When he drives past the J&J parking garages and he sees the digital tote showing there are 700 or 800 parking spaces available, he begins to calculate how much that’s hurting his and other businesses on Easton Avenue.

When Poznick was asked if there will come a point when business is no longer sustainable, he sighed.

“We’re going to run it to the end until we can’t do it anymore,” he said.

One of the tipping points, Huseth said, may come when bars are asked to renew their liquor liability insurance.

“These bars pay anywhere between $40,000 and $80,000 a year for that insurance,” he said. “And I’m sitting here paying for insurance for whatever it is, $50,000, $60,000 a year and I’ve got no customers.

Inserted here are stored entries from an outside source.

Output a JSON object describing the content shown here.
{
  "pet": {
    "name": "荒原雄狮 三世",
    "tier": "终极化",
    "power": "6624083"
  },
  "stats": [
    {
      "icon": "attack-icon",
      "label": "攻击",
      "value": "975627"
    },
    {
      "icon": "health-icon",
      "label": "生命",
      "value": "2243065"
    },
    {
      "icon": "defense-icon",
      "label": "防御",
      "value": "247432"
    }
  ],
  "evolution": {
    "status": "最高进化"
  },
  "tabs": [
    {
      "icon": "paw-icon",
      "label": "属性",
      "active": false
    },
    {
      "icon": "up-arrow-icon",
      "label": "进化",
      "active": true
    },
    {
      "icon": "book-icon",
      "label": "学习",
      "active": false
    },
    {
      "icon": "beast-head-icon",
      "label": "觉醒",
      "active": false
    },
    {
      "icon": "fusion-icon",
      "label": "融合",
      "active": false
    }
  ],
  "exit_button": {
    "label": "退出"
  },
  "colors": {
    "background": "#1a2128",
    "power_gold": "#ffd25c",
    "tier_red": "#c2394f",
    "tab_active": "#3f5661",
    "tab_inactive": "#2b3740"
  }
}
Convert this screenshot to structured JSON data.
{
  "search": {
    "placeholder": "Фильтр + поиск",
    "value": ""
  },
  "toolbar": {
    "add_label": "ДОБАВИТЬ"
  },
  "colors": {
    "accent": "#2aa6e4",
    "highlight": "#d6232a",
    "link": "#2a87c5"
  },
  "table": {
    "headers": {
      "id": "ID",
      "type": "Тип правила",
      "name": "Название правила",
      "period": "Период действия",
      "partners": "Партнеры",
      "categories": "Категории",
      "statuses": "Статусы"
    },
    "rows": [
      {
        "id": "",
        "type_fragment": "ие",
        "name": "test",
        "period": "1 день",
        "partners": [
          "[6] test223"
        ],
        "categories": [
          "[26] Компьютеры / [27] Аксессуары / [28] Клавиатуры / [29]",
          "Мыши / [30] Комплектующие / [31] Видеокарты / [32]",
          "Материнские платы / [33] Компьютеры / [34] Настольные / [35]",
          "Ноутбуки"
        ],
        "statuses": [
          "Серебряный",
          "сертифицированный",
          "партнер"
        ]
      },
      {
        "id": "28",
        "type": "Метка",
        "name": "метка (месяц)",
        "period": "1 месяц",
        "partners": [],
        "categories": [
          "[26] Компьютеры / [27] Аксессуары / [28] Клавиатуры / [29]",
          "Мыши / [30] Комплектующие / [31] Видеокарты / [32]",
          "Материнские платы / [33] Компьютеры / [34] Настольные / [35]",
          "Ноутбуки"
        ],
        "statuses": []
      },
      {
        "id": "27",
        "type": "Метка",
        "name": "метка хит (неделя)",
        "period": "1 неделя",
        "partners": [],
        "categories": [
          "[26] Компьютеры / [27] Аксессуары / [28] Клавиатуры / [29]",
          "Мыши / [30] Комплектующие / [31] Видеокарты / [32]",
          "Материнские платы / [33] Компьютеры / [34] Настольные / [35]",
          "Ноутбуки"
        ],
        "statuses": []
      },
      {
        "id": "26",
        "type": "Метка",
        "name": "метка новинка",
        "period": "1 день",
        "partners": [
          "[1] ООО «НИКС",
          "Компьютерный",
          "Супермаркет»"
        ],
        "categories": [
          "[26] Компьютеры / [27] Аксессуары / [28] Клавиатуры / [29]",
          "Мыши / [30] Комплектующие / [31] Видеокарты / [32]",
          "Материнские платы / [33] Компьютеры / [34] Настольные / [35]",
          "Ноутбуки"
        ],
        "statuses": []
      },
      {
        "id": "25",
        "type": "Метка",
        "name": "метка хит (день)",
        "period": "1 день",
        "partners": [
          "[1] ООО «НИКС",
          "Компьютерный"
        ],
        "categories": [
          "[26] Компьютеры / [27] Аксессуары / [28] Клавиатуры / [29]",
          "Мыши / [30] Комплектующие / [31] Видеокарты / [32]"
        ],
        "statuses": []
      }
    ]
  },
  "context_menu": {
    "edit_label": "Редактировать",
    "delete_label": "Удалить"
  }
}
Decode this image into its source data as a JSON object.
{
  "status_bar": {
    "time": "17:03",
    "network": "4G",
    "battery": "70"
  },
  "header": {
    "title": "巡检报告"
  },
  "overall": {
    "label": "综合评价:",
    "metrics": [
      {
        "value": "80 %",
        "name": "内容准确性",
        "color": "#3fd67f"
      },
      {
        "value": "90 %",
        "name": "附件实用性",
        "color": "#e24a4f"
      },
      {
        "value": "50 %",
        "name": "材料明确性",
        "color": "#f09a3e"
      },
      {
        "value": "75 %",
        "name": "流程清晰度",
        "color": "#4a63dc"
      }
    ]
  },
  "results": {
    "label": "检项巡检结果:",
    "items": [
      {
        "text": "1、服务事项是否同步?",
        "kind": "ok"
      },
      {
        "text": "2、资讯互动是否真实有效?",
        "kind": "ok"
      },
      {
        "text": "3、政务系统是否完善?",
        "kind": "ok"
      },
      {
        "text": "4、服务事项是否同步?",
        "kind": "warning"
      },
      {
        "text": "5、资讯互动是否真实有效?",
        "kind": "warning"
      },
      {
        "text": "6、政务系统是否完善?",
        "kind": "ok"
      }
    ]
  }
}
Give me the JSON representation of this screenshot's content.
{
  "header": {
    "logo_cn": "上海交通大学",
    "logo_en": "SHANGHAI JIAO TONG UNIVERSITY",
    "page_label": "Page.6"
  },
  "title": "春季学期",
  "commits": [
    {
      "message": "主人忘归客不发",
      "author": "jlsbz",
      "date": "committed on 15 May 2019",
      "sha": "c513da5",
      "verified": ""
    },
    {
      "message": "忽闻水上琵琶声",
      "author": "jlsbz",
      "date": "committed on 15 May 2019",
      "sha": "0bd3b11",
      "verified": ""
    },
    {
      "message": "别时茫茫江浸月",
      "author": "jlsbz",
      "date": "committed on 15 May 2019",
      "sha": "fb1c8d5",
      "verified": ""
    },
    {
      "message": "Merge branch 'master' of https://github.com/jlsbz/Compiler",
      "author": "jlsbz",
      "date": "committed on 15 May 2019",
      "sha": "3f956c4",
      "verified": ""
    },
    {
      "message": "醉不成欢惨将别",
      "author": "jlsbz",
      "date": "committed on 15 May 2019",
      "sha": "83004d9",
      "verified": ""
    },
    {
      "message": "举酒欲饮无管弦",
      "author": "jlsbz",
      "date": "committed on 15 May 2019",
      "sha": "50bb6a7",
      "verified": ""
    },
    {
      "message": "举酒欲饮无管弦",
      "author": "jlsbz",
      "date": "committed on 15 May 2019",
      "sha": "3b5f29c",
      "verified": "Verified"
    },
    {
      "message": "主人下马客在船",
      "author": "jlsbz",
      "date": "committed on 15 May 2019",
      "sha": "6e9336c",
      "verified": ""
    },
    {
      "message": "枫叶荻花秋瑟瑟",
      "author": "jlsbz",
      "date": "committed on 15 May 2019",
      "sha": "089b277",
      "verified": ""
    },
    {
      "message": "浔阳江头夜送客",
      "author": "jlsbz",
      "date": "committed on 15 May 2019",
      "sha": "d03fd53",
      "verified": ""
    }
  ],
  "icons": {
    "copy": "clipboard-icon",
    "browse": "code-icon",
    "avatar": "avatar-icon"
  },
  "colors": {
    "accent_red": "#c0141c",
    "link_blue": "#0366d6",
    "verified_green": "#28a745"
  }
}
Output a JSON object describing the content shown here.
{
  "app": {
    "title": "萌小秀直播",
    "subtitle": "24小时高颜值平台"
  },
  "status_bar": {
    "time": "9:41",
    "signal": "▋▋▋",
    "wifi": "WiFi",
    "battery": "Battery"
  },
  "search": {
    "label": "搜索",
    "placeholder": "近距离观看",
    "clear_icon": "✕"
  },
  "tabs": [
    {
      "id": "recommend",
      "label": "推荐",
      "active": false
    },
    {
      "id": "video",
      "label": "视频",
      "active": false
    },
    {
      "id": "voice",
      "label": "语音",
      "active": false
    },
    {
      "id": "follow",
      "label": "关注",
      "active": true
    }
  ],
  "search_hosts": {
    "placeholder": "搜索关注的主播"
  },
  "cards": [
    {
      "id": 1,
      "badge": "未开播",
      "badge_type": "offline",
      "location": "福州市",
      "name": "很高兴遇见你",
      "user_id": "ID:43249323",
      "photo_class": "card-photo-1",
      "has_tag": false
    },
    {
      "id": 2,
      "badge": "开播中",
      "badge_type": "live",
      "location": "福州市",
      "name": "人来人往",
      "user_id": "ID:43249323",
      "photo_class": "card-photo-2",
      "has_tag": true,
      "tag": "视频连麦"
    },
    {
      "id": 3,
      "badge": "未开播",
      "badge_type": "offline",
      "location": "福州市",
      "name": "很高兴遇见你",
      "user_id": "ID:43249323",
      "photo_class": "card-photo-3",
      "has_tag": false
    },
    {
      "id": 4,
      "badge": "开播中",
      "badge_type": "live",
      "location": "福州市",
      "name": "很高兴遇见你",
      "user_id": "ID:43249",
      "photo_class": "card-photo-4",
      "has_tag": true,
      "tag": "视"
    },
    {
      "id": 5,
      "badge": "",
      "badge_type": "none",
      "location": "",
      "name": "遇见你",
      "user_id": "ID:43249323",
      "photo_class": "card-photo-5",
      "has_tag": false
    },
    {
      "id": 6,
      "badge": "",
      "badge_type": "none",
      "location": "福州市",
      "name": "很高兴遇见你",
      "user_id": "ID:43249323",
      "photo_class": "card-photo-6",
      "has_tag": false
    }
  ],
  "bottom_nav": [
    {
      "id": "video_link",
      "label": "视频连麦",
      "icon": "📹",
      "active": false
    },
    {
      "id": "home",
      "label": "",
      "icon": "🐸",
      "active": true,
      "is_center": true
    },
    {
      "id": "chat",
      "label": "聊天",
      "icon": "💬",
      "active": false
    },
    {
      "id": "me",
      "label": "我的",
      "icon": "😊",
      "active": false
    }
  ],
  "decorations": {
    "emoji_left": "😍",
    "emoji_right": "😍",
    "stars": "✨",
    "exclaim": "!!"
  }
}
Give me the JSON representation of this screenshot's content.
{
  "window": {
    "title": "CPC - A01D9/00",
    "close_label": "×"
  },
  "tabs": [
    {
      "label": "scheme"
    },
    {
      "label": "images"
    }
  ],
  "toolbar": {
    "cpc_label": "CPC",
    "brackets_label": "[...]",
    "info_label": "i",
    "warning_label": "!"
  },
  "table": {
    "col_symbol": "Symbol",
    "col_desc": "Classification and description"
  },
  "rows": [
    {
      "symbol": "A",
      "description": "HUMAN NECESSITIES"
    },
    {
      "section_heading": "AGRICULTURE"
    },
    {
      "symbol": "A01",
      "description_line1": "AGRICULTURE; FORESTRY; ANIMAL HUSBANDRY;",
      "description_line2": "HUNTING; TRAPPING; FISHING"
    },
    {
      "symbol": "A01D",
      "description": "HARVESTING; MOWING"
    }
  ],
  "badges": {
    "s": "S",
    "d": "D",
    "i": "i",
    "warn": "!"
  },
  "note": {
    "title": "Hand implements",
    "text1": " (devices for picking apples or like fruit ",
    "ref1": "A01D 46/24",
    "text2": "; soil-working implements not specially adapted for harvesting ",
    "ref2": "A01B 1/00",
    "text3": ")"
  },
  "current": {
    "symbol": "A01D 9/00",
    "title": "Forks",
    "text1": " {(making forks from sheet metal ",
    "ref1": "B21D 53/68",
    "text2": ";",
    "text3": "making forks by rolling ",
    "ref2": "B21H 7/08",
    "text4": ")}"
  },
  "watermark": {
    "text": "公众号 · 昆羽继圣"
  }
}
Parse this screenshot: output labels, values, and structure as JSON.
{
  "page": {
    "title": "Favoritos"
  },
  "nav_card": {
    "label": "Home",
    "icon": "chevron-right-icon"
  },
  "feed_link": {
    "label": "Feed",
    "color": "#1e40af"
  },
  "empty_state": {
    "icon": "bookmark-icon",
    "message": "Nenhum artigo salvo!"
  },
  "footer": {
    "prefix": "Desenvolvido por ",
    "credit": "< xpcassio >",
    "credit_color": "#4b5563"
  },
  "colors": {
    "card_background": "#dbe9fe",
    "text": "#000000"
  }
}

And I’m up for renewal now and I’m like, ‘What do I do? What, am I going to pay another $40,000, $45,000 or whatever out of my pocket and I’m bringing in $1,000 a week for the next five months?’”

The financial downturn is especially heart wrenching because these long-time businesses are emotionally tied to New Brunswick and the generations of Rutgers students who have come through them.

Poznick, for example, worked his way up from cashier. He invested his life’s savings – and then some – into buying Stuff Yer Face at 49 Easton Ave.

With pride, he had the first dollar he earned framed and mounted on the wall of the restaurant.

“I just hope I don’t have to use it,” he said.